A double feature that my father and I would have drooled over back in the 70s. With Karloff and Lugosi getting the lion's share of attention from us monster loving tots, your analysis focuses on top billed Basil Rathbone, and his infrequent starring career. We saw him as Philo Vance in 1930's THE BISHOP MURDER CASE, then admired his villainy in 1935's KIND LADY, where he was billed second after leading lady Aline McMahon.
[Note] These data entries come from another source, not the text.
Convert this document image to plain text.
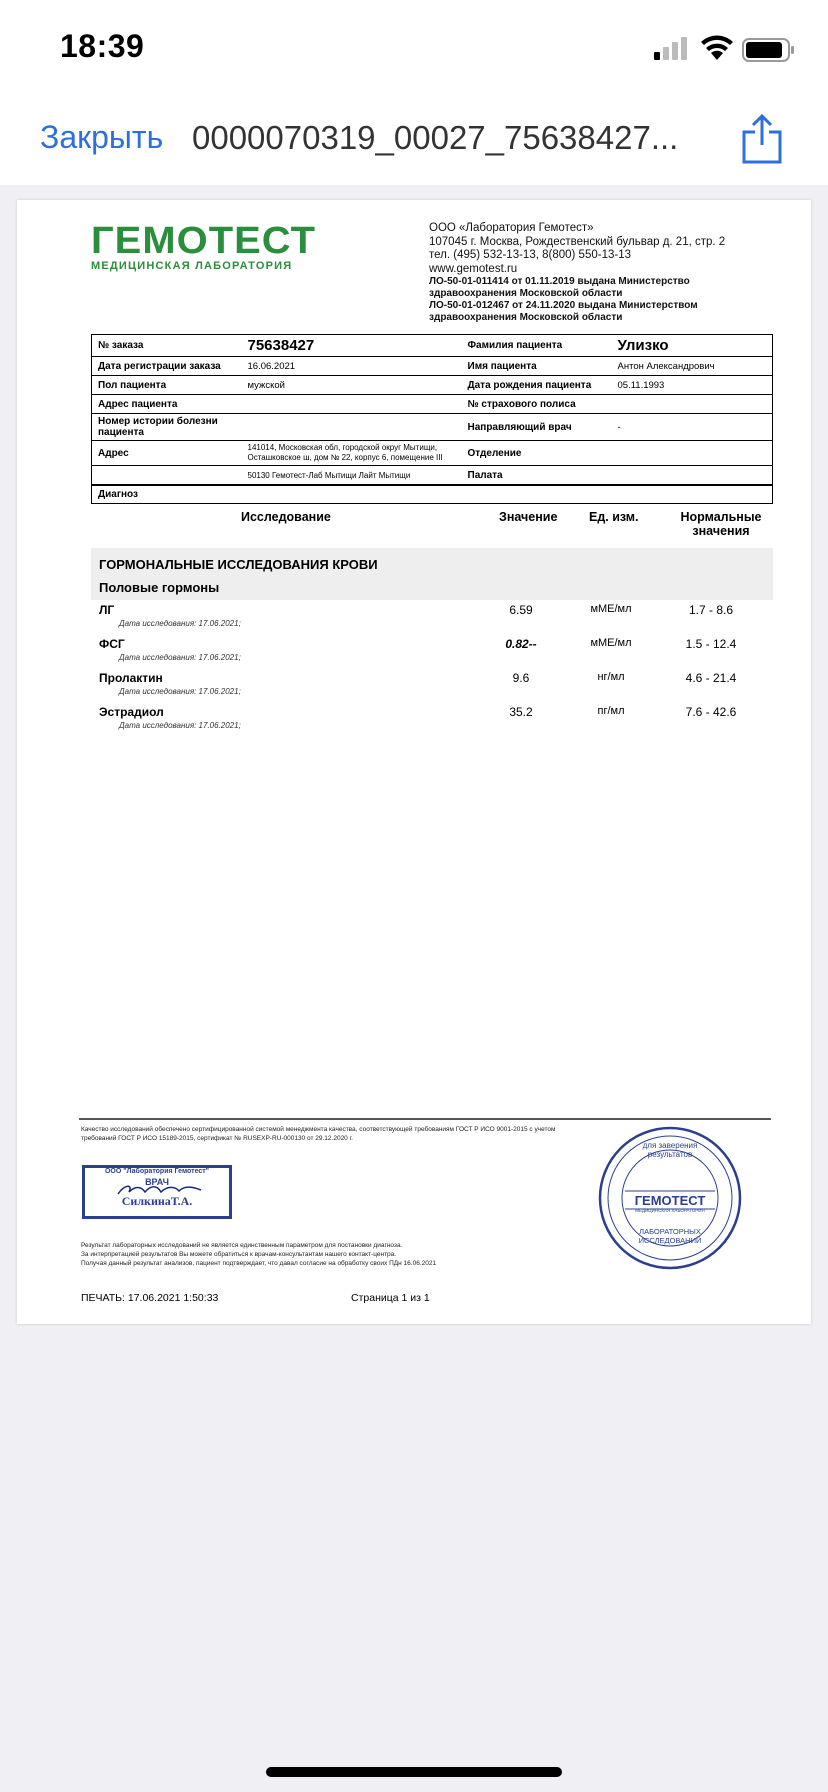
18:39
Закрыть 0000070319_00027_75638427...
ГЕМОТЕСТ
МЕДИЦИНСКАЯ ЛАБОРАТОРИЯ
ООО «Лаборатория Гемотест»
107045 г. Москва, Рождественский бульвар д. 21, стр. 2
тел. (495) 532-13-13, 8(800) 550-13-13
www.gemotest.ru
ЛО-50-01-011414 от 01.11.2019 выдана Министерство здравоохранения Московской области
ЛО-50-01-012467 от 24.11.2020 выдана Министерством здравоохранения Московской области
№ заказа	75638427	Фамилия пациента	Улизко
Дата регистрации заказа	16.06.2021	Имя пациента	Антон Александрович
Пол пациента	мужской	Дата рождения пациента	05.11.1993
Адрес пациента		№ страхового полиса	
Номер истории болезни пациента		Направляющий врач	-
Адрес	141014, Московская обл, городской округ Мытищи, Осташковское ш, дом № 22, корпус 6, помещение III	Отделение	
	50130 Гемотест-Лаб Мытищи Лайт Мытищи	Палата	
Диагноз
Исследование	Значение	Ед. изм.	Нормальные значения
ГОРМОНАЛЬНЫЕ ИССЛЕДОВАНИЯ КРОВИ
Половые гормоны
ЛГ
Дата исследования: 17.06.2021;
6.59	мМЕ/мл	1.7 - 8.6
ФСГ
Дата исследования: 17.06.2021;
0.82--	мМЕ/мл	1.5 - 12.4
Пролактин
Дата исследования: 17.06.2021;
9.6	нг/мл	4.6 - 21.4
Эстрадиол
Дата исследования: 17.06.2021;
35.2	пг/мл	7.6 - 42.6
Качество исследований обеспечено сертифицированной системой менеджмента качества, соответствующей требованиям ГОСТ Р ИСО 9001-2015 с учетом требований ГОСТ Р ИСО 15189-2015, сертификат № RUSEXP-RU-000130 от 29.12.2020 г.
ООО "Лаборатория Гемотест"
ВРАЧ
СилкинаТ.А.
для заверения результатов
ГЕМОТЕСТ
МЕДИЦИНСКАЯ ЛАБОРАТОРИЯ
ЛАБОРАТОРНЫХ ИССЛЕДОВАНИЙ
Результат лабораторных исследований не является единственным параметром для постановки диагноза.
За интерпретацией результатов Вы можете обратиться к врачам-консультантам нашего контакт-центра.
Получая данный результат анализов, пациент подтверждает, что давал согласие на обработку своих ПДн 16.06.2021
ПЕЧАТЬ: 17.06.2021 1:50:33	Страница 1 из 1
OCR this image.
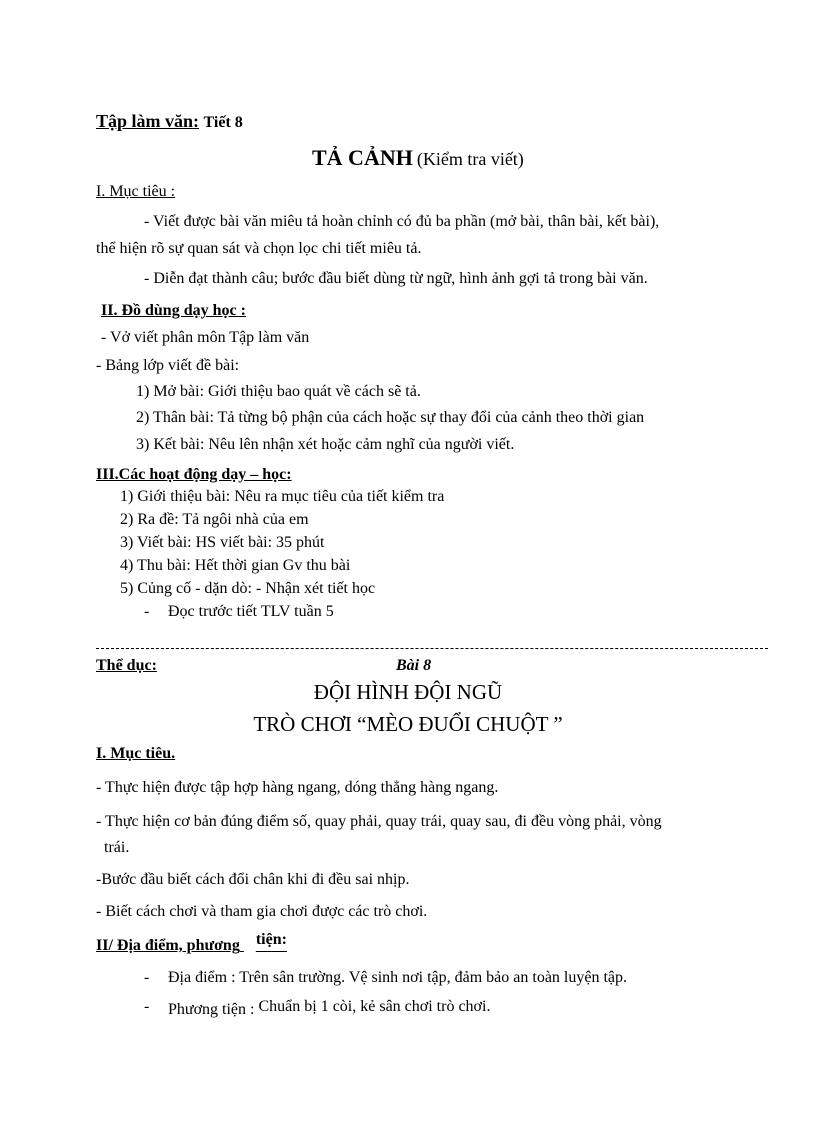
Tập làm văn: Tiết 8
TẢ CẢNH (Kiểm tra viết)
I. Mục tiêu :
- Viết được bài văn miêu tả hoàn chỉnh có đủ ba phần (mở bài, thân bài, kết bài),
thể hiện rõ sự quan sát và chọn lọc chi tiết miêu tả.
- Diễn đạt thành câu; bước đầu biết dùng từ ngữ, hình ảnh gợi tả trong bài văn.
II. Đồ dùng dạy học :
- Vở viết phân môn Tập làm văn
- Bảng lớp viết đề bài:
1) Mở bài: Giới thiệu bao quát về cách sẽ tả.
2) Thân bài: Tả từng bộ phận của cách hoặc sự thay đổi của cảnh theo thời gian
3) Kết bài: Nêu lên nhận xét hoặc cảm nghĩ của người viết.
III.Các hoạt động dạy – học:
1) Giới thiệu bài: Nêu ra mục tiêu của tiết kiểm tra
2) Ra đề: Tả ngôi nhà của em
3) Viết bài: HS viết bài: 35 phút
4) Thu bài: Hết thời gian Gv thu bài
5) Củng cố - dặn dò: - Nhận xét tiết học
- Đọc trước tiết TLV tuần 5
Thể dục:	Bài 8
ĐỘI HÌNH ĐỘI NGŨ
TRÒ CHƠI “MÈO ĐUỔI CHUỘT ”
I. Mục tiêu.
- Thực hiện được tập hợp hàng ngang, dóng thẳng hàng ngang.
- Thực hiện cơ bản đúng điểm số, quay phải, quay trái, quay sau, đi đều vòng phải, vòng
trái.
-Bước đầu biết cách đổi chân khi đi đều sai nhịp.
- Biết cách chơi và tham gia chơi được các trò chơi.
II/ Địa điểm, phương tiện:
- Địa điểm : Trên sân trường. Vệ sinh nơi tập, đảm bảo an toàn luyện tập.
- Phương tiện : Chuẩn bị 1 còi, kẻ sân chơi trò chơi.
It's a shame that in later years, he came to resent SON OF FRANKENSTEIN, in the same way that Claude Rains resented the title THE WOLF MAN on his glorious resume, although he truly appreciated the role itself. THE INVISIBLE MAN remains one of my father's all time favorites, with fine cameos from Walter Brennan (whose bicycle was stolen), Dwight Frye (as a reporter), and John Carradine, debuting in a Universal horror film, playing a Cockney informant who suggests ink be sprayed on the invisible one. He later said that the studio believed him to be British, which might also explain his more easily recognizable presence in Whale's BRIDE OF FRANKENSTEIN. Carradine had actually worked at Universal in only his third feature, 1931's HEAVEN ON EARTH, after which he turned down the opportunity to test for The Monster in FRANKENSTEIN (presumably, during Lugosi's wrangling and prior to James Whale's involvement).

Uncle Mike said...

I take Carradine's pronouncements about his early career with a grain of salt, but he was at least amusing in his walk-on role in THE INVISIBLE MAN. The same can't be said of poor Dwight Frye, who had not only had a bit part but a rather dull one (however, I don't know if the radio announcer was Frye, but it sounds like him).

Just in the interest of full disclosure: the night I posted this entry, I dreamed that Matt Frewer called me up and berated me for mocking his sterling performance as Sherlock Holmes. He was quite upset about it. Thanks for reading the blog, Matt! Roger Moore and Frank Langella have yet to be heard from.